De fait, trois petites silhouettes jaillirent hors de la boutique, les bras chargés de marchandises diverses et bien mal acquises.

-Arrêtez ! se lamenta une petite voix, au bord des larmes. Papa va me punir !

Une fillette, haute comme trois pommes, tenta vainement de se lancer à la poursuite des voleurs. Peine perdue. Rompus à ce genre d'exercice, les membres de la Très Honorable Congrégation des Gamins de Merde étaient rapides comme des lapins, aussi insaisissables que le vent. La petite s'arrêta sur le trottoir, pleurant maintenant toutes les larmes de son corps. Je sentis ma gorge se nouer. Quand à Jeanne, son regard était devenu noir. Un quatrième larron quitta à son tour la boutique, bousculant au passage l'enfant, laquelle chuta brutalement. Si ma voix ne l'avait stoppé net, le malotru aurait continué sa route, sans un regard en arrière.

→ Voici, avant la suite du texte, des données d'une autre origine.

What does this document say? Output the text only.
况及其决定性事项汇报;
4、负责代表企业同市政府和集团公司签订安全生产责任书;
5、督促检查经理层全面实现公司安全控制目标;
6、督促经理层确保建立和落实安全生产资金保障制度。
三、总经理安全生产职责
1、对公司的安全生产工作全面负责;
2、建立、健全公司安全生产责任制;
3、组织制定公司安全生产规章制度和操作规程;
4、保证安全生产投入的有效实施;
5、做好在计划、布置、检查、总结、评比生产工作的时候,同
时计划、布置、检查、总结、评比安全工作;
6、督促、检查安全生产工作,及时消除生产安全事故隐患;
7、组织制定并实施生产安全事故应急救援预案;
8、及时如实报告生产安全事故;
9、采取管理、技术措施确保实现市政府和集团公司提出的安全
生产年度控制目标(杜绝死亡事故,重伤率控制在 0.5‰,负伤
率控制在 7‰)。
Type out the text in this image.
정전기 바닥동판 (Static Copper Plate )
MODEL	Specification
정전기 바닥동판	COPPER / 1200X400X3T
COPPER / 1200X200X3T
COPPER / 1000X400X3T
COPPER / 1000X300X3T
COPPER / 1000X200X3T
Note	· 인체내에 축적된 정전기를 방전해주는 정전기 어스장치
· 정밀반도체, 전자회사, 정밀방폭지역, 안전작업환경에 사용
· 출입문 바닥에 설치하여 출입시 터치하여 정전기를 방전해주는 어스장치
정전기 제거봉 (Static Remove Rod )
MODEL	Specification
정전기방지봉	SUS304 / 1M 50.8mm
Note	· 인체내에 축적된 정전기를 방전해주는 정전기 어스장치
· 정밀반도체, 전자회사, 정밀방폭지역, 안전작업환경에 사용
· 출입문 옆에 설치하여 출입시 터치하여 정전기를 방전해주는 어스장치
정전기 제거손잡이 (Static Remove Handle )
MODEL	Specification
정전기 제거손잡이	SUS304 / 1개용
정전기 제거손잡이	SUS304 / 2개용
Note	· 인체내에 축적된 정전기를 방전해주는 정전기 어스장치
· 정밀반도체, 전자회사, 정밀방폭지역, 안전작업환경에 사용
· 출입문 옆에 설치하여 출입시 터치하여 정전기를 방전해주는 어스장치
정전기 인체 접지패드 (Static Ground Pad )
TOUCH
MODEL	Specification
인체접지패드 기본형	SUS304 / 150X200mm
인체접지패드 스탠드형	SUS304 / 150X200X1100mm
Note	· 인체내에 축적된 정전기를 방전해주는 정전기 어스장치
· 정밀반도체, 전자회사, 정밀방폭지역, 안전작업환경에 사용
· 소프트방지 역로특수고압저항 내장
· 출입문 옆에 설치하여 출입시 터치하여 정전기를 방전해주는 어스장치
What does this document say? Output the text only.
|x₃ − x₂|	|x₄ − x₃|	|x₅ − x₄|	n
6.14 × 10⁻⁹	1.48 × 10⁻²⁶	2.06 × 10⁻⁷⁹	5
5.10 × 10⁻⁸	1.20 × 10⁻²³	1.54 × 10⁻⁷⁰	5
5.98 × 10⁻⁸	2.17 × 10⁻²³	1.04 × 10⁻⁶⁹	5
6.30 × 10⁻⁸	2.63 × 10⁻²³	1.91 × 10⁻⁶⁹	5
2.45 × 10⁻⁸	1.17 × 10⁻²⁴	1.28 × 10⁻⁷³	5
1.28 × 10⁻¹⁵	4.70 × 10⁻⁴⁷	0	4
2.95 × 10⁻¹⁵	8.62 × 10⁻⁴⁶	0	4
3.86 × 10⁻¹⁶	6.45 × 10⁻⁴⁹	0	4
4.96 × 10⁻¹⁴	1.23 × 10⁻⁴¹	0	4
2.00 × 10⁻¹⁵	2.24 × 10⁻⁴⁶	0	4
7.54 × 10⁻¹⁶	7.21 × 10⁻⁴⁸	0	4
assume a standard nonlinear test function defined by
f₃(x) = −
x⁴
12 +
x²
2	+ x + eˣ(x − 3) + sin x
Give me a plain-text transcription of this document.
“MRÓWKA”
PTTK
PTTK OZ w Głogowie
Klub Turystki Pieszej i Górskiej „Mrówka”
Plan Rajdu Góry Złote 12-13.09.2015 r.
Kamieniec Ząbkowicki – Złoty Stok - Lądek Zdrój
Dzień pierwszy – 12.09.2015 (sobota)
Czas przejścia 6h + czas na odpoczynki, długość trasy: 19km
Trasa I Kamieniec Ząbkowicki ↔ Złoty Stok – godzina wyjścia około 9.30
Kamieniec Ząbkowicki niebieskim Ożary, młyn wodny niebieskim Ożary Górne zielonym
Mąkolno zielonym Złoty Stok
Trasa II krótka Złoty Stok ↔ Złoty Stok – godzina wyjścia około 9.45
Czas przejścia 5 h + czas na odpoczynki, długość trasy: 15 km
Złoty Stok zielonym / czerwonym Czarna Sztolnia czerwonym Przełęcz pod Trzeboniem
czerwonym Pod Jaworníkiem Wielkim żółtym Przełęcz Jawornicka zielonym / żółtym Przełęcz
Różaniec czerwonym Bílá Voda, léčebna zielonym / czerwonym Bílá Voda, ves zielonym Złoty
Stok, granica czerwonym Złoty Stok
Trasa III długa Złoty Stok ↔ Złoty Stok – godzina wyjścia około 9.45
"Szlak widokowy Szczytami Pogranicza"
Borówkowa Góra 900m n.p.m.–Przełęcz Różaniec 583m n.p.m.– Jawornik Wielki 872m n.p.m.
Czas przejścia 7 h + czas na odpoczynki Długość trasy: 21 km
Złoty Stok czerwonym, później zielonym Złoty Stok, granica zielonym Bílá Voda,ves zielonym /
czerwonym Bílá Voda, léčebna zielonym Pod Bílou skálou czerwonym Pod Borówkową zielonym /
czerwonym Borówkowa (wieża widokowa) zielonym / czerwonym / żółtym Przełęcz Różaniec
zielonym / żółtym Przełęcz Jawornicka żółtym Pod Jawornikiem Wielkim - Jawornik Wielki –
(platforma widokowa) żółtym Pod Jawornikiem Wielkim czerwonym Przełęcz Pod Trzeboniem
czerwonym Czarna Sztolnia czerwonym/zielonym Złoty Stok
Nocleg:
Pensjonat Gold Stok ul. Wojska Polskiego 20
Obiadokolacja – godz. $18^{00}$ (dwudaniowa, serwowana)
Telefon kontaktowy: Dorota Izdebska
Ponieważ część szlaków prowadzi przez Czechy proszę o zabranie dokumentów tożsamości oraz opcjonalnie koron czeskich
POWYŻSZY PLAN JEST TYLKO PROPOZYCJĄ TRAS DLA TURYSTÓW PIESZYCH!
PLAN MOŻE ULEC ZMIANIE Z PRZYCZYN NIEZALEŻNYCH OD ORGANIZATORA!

-Mathurin ! rugis-je, indignée.

L'intéressé stoppa net et me dévisagea, ébahi, comme s'il découvrait une revenante.

-Morgane ? Qu'est-ce...

Je ne lui laissai pas le temps d'achever sa phrase, l'attrapant au collet avec toute la force dont j'étais capable.

-Regarde ce que tu as fait, sombre idiot !

Je lui montrai l'enfant toujours prostrée au sol, que Jeanne s'efforçait de réconforter du mieux possible.

-Business is business, grommela Mathurin, se dégageant sans peine de ma prise. On ne fait pas d'omelette sans casser d'œufs. Allez, laisse-moi partir, maintenant ! Les lieux ne vont pas tarder à devenir un peu trop fréquentés pour nous.

Cette froideur, cette absence totale de moralité, acheva de me convaincre que mon ami d'enfance était bel et bien perdu pour toujours. Sous son épaisse tignasse rousse, brillaient les yeux d'un individu égoïste et ambitieux. Le portrait craché de son père.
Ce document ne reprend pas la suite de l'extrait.